Dari kelima putusan tersebut sejauh ini saya telah menemukan 3 di antaranya, yaitu 3 putusan yang disebut terakhir. Secara berurutan 3 putusan tersebut dapat ditemukan di Himpunan Yurisprudensi Mahkamah Agung tahun 1969, 1978, dan 1992.

Namun dari ketiga putusan yang telah saya temukan tersebut sepertinya putusan No. 25 K/Kr/1964 sebenarnya tidak layak disebut sebagai KDKH oleh karena putusannya menimbulkan akibat bagi terpidana, yang mana seharusnya hal itu tidak terjadi dalam KDKH. Sementara dua putusan lainnya layak dan memang dimaksudkan sebagai permohonan KDKH.

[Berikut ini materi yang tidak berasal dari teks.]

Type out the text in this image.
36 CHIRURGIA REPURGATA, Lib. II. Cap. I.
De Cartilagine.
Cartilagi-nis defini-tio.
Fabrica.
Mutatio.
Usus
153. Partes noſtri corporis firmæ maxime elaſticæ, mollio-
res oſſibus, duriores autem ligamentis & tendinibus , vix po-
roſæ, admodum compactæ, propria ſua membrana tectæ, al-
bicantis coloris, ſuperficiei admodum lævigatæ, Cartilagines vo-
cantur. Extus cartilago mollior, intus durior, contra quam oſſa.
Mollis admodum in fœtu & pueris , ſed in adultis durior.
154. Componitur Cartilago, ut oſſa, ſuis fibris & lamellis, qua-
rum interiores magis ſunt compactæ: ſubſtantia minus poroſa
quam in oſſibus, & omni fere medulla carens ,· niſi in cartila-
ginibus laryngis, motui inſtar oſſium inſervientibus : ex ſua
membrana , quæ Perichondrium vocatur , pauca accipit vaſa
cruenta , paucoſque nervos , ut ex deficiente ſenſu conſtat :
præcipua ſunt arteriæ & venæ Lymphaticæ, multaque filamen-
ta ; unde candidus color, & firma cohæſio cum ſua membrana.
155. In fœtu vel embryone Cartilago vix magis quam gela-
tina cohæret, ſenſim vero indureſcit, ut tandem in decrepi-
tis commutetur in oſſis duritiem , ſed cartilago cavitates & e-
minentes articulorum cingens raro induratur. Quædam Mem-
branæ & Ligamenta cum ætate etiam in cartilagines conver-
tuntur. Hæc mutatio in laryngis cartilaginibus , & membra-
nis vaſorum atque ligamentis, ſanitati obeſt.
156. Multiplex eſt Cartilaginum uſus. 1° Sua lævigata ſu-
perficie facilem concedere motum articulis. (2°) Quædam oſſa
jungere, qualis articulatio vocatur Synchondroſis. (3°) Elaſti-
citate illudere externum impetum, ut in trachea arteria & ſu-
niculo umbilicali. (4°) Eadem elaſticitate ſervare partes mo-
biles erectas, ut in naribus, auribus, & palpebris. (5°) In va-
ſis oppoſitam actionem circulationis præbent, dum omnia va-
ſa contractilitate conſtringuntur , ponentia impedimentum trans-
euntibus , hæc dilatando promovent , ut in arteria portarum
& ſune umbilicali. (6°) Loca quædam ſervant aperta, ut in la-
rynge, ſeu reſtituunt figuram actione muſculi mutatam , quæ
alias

Putusan No. 25 K/Kr/1964 ini dapat dibilang sekedar penyiasatan belaka dari Mahkamah Agung pada saat itu untuk tetap dapat menerima permohonan Kasasi dari JPU. Perkara ini sendiri merupakan perkara tindak pidana ekonomi dengan terdakwa Go Siang Jong. Dalam perkara ini awalnya Pengadilan Ekonomi Makassar memutus bebas terdakwa. Atas putusan bebas tersebut JPU kemudian mengajukan banding, namun permohonan banding tersebut dinyatakan tidak dapat diterima oleh Pengadilan Tinggi Ekonomi di Makassar. Dalam kutipan putusan yang ada dalam Himpunan Yurisprudensi tersebut tidak dijabarkan pertimbangan hukum dari majelis hakim banding tersebut, namun jika melihat pada UU Darurat No. 7 Tahun 1955 khususnya pasal 43 sepertinya alasannya adalah oleh karena putusan tingkat pertama tersebut termasuk pada putusan yang tidak dapat diajukan banding.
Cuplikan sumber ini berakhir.